On the other hand, for the leader of a commercial brand the artisans are a part of his supply chain. Any demand for increase in wages by his artisans and workers will compel this leader to explore other sources of cheaper labour. Moreover, this leader may not appeal to his customers on social impact of his brand.
Budding management students need to learn the complexities of running sustainable businesses. This necessitates a significant change in the way business management is taught in B-schools. Our universities still teach academic theories of the industrial age instead of teaching how to make solutions that solve real-world problems of today.
Management Education Focused On Triple Bottom Line
The UN’s Sustainable Development Goals (SDGs) is a global framework for holistic and equitable development of human society. It needs collaboration between nations, govts, civil society groups and businesses to achieve all of its 17 goals. Only if upcoming entrepreneurs, managers and leaders understand the importance of SDGs and incorporate their goals into their organisations’ vision, will the true spirit of SDGs realized.
For this to happen B-school students need to be taught and sensitized to triple bottom line of people, planet and profits. They need to be encouraged to work with socially responsible businesses which report their impact on communities and environment besides conventional metrics related to profit.
Ronnie Screwvala, entrepreneur and philanthropist says, “I find the younger generation of today automatically leaning towards creating an impact in what they pursue.
It’s also important to not segregate social and impact businesses from normal businesses as I am a firm believer that in India, all impact has to be at ‘scale’ and for us to be able to deliver at scale — it needs to not be looked like a subsidised approach — but should be for profit but with impact.”
Premiere b-schools around the world are already taking steps towards inculcating the impact-driven business management knowledge in students. An article on economic times explains how IIM-C is making social entrepreneurship a part of their curriculum.
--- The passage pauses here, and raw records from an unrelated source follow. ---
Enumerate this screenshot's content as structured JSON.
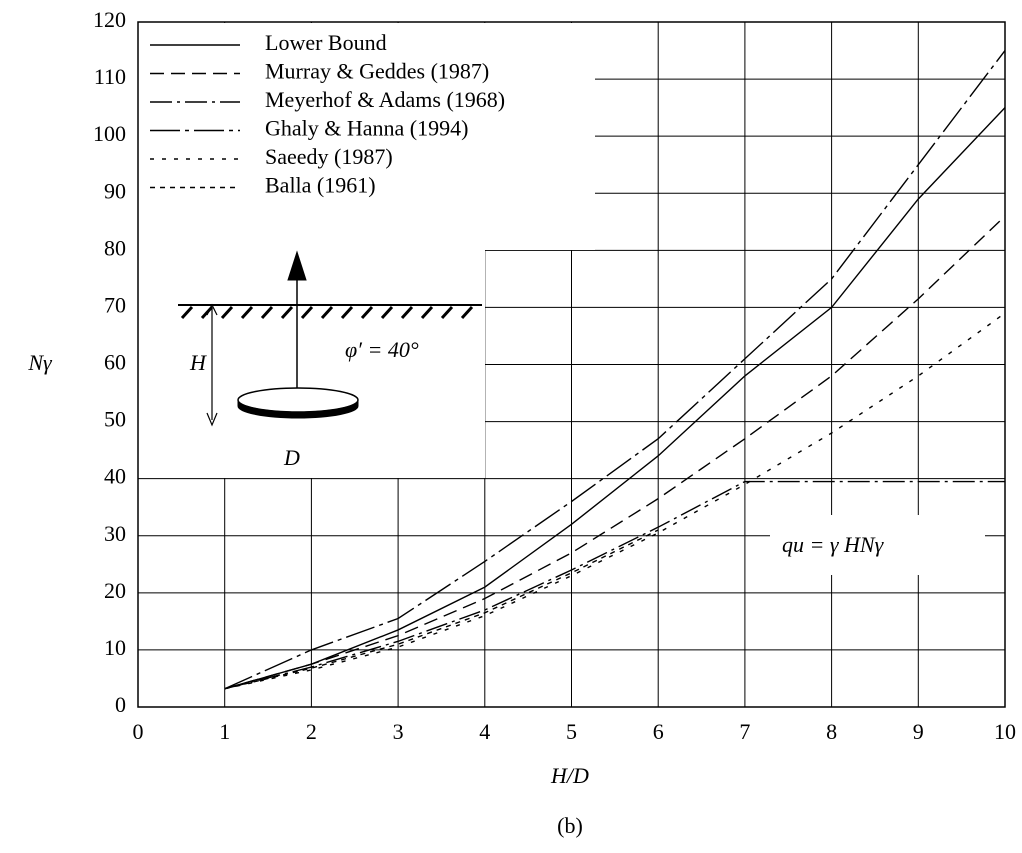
{
  "chart_data": {
    "type": "line",
    "x": [
      1,
      2,
      3,
      4,
      5,
      6,
      7,
      8,
      9,
      10
    ],
    "series": [
      {
        "name": "Lower Bound",
        "color": "#000000",
        "dash": "none",
        "values": [
          3.2,
          7.5,
          13.5,
          21,
          32,
          44,
          58,
          70,
          89,
          105
        ]
      },
      {
        "name": "Murray & Geddes (1987)",
        "color": "#000000",
        "dash": "14,7",
        "values": [
          3.2,
          7.5,
          12.5,
          19,
          27,
          36.5,
          47,
          58,
          71.5,
          86
        ]
      },
      {
        "name": "Meyerhof & Adams (1968)",
        "color": "#000000",
        "dash": "22,5,3,5",
        "values": [
          3.2,
          7,
          11.5,
          17,
          24,
          31.5,
          39.5,
          39.5,
          39.5,
          39.5
        ]
      },
      {
        "name": "Ghaly & Hanna (1994)",
        "color": "#000000",
        "dash": "30,5,4,5",
        "values": [
          3.2,
          10,
          15.5,
          25.5,
          36,
          47,
          61,
          75,
          95,
          115
        ]
      },
      {
        "name": "Saeedy (1987)",
        "color": "#000000",
        "dash": "4,8",
        "values": [
          3.2,
          6.5,
          10.5,
          16,
          23,
          30.5,
          39,
          48,
          58,
          69
        ]
      },
      {
        "name": "Balla (1961)",
        "color": "#000000",
        "dash": "5,5",
        "values": [
          3.2,
          6.8,
          11,
          16.5,
          23.5,
          31,
          null,
          null,
          null,
          null
        ]
      }
    ],
    "xlim": [
      0,
      10
    ],
    "xticks": [
      0,
      1,
      2,
      3,
      4,
      5,
      6,
      7,
      8,
      9,
      10
    ],
    "ylim": [
      0,
      120
    ],
    "yticks": [
      0,
      10,
      20,
      30,
      40,
      50,
      60,
      70,
      80,
      90,
      100,
      110,
      120
    ],
    "grid": true,
    "xlabel": "H/D",
    "ylabel": "Nγ",
    "caption": "(b)",
    "annotations": {
      "angle": "φ′ = 40°",
      "formula": "qu = γ HNγ",
      "depth": "H",
      "diameter": "D"
    }
  }
}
“We are committed to supporting ‘for-profit’ social enterprises which can solve some challenging social problems. Our students provide voluntary services to NGOs and woman entrepreneurs under an initiative called INCA (Initiative for Community Action),” said Ashok Banerjee, director of IIM Calcutta Innovation Park.
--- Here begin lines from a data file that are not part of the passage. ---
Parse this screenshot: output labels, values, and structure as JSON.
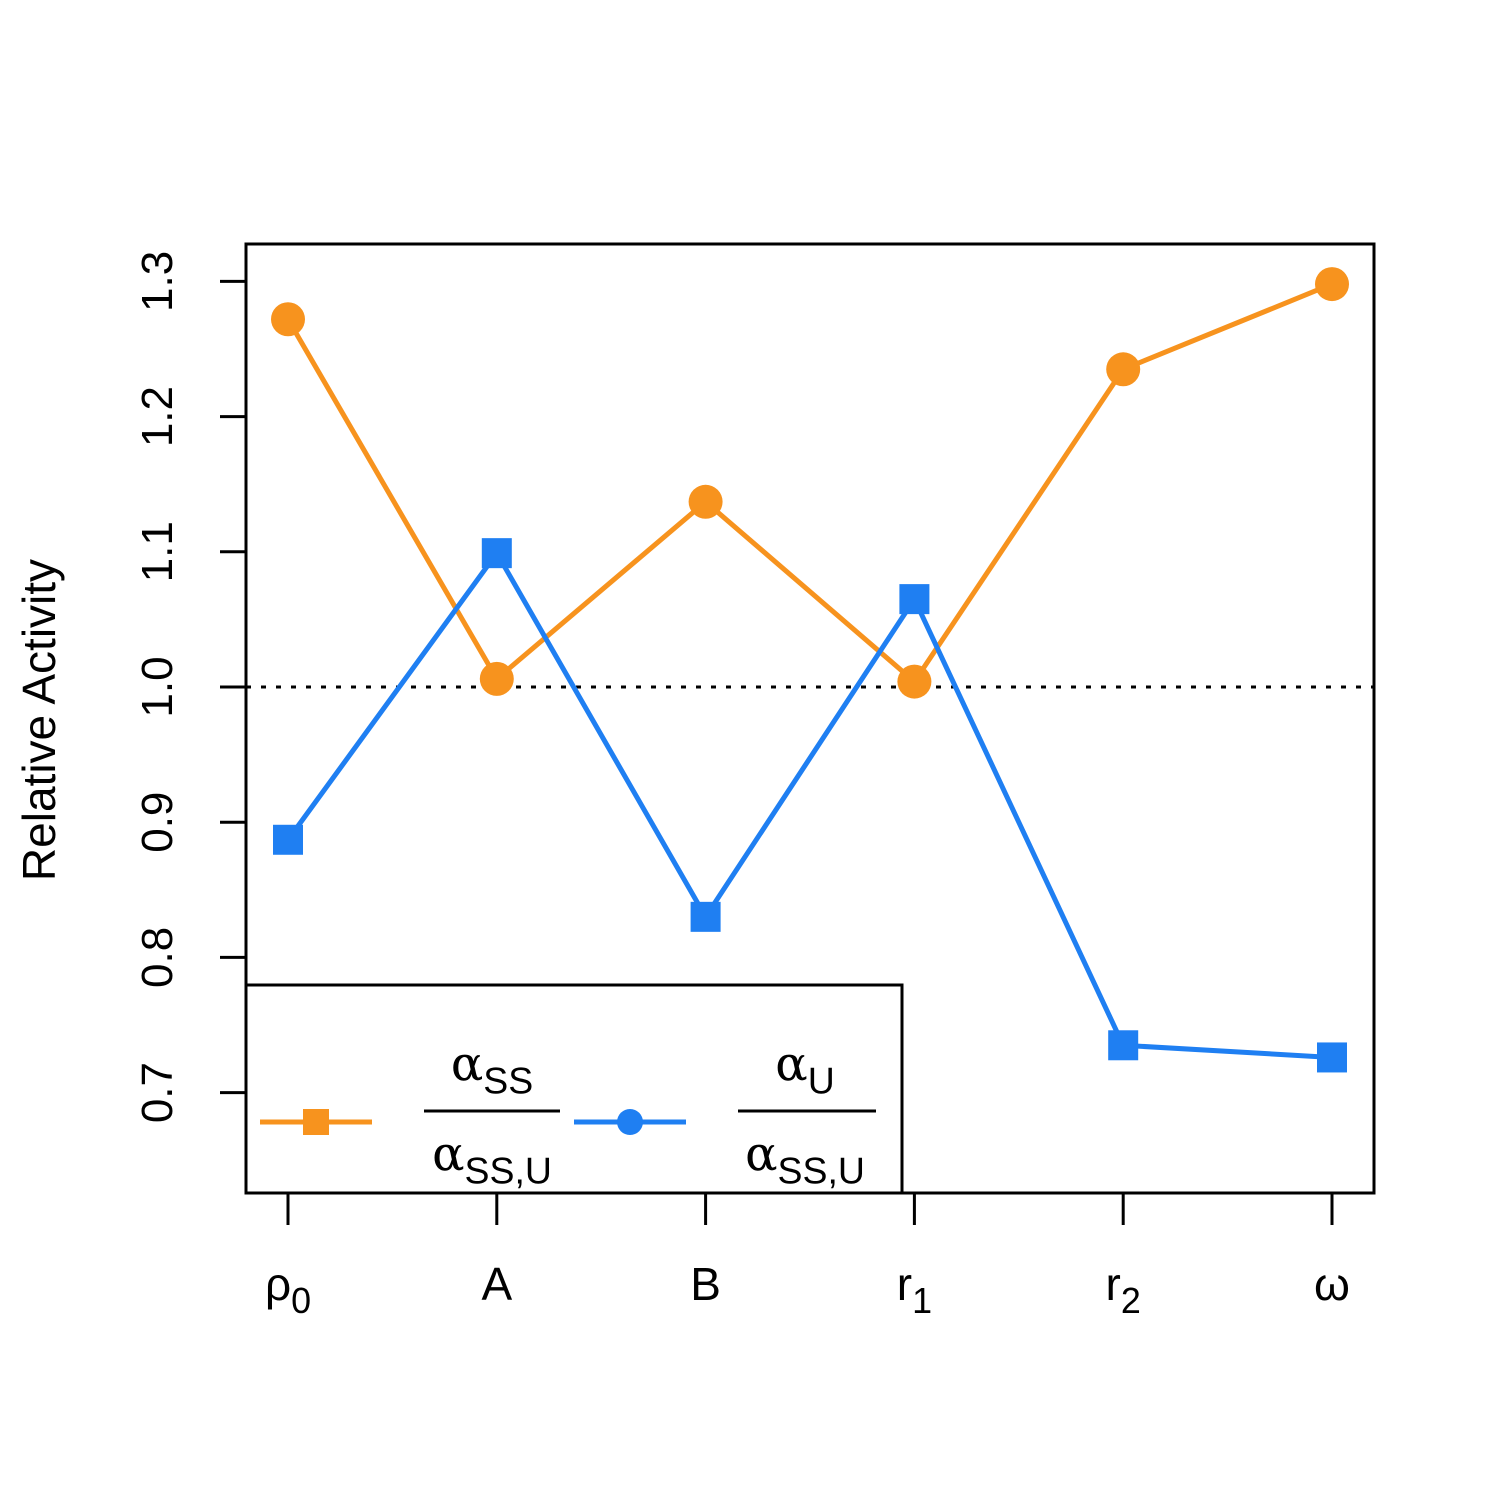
{
  "chart_data": {
    "type": "line",
    "title": "",
    "xlabel": "",
    "ylabel": "Relative Activity",
    "categories": [
      {
        "base": "ρ",
        "sub": "0"
      },
      {
        "base": "A",
        "sub": ""
      },
      {
        "base": "B",
        "sub": ""
      },
      {
        "base": "r",
        "sub": "1"
      },
      {
        "base": "r",
        "sub": "2"
      },
      {
        "base": "ω",
        "sub": ""
      }
    ],
    "ylim": [
      0.625,
      1.325
    ],
    "yticks": [
      "0.7",
      "0.8",
      "0.9",
      "1.0",
      "1.1",
      "1.2",
      "1.3"
    ],
    "reference_line": {
      "y": 1.0,
      "style": "dotted"
    },
    "series": [
      {
        "key": "orange",
        "color": "#F7931E",
        "marker": "circle",
        "values": [
          1.272,
          1.006,
          1.137,
          1.004,
          1.235,
          1.298
        ]
      },
      {
        "key": "blue",
        "color": "#1F7FF2",
        "marker": "square",
        "values": [
          0.887,
          1.099,
          0.83,
          1.065,
          0.735,
          0.726
        ]
      }
    ],
    "legend": {
      "placement": "bottom-left",
      "entries": [
        {
          "series": "orange",
          "marker": "square",
          "num": {
            "base": "α",
            "sub": "SS"
          },
          "den": {
            "base": "α",
            "sub": "SS,U"
          }
        },
        {
          "series": "blue",
          "marker": "circle",
          "num": {
            "base": "α",
            "sub": "U"
          },
          "den": {
            "base": "α",
            "sub": "SS,U"
          }
        }
      ]
    },
    "grid": false
  }
}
IIM- C in collaboration with TSEC ( Tata Social Enterprise Challenge ) has launched an initiative called ‘Thinking Social’ to promote awareness about social entrepreneurship among its students.
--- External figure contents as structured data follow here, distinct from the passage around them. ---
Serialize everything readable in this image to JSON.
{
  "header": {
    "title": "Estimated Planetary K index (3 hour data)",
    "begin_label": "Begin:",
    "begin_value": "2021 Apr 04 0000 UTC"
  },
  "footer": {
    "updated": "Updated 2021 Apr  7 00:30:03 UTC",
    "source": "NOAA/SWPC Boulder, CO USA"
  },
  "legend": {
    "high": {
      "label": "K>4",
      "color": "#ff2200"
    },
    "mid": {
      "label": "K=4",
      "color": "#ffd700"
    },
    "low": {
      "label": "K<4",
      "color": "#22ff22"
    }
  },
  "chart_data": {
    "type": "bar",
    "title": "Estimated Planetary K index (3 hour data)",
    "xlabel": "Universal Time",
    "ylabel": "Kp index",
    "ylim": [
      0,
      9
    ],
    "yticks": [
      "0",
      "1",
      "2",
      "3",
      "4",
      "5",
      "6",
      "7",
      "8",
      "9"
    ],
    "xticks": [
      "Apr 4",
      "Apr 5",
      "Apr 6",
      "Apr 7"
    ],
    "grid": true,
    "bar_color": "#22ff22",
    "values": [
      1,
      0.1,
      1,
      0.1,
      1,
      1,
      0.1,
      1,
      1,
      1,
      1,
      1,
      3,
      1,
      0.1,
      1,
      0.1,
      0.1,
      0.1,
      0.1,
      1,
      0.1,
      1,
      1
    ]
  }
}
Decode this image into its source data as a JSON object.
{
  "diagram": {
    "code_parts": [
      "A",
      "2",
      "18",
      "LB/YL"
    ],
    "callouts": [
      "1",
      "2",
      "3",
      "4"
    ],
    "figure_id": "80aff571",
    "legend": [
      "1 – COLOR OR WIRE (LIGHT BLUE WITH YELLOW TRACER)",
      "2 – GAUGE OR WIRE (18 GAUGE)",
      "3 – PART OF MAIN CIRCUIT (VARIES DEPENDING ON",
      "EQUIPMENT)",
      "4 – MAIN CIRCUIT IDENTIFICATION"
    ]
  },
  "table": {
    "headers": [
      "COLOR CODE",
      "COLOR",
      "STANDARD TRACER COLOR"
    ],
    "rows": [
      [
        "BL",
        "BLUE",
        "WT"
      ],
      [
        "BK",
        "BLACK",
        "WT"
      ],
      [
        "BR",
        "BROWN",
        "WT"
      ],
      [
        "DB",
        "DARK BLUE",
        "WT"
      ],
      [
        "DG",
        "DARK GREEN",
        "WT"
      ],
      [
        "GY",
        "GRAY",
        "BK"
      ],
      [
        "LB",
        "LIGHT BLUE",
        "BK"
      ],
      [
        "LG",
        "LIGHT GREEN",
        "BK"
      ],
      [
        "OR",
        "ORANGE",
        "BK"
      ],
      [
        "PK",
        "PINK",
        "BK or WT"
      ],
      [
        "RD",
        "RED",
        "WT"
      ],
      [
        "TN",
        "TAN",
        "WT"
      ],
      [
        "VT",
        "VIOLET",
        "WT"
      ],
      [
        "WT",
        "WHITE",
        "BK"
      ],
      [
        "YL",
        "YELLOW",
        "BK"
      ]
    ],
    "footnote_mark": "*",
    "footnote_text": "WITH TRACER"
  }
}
Hult Prize India through their annual competition motivates B-school students to come up with social impact driven ideas that are feasible, disruptive and scalable.
Similarly, IIM-B’s NSRCEL, an early stage startup incubator, promotes sustainable business ideas and helps shape these ideas into robust business models. Aakarsh Naidu, Ecosystem Representative at NSRCEL, explains how they weigh impact and business models.
Experts believe that Indian business school graduates tend to make professional decisions based on profitability rather than social responsibility.- from an article written by Jonathan Pfeffer
If businesses big and small practice socially responsible behaviour then human society will witness a sea of change in quality of life and hope for a better future.However this can only happen if they are run by managers and leaders who know what it means to run a sustainable business.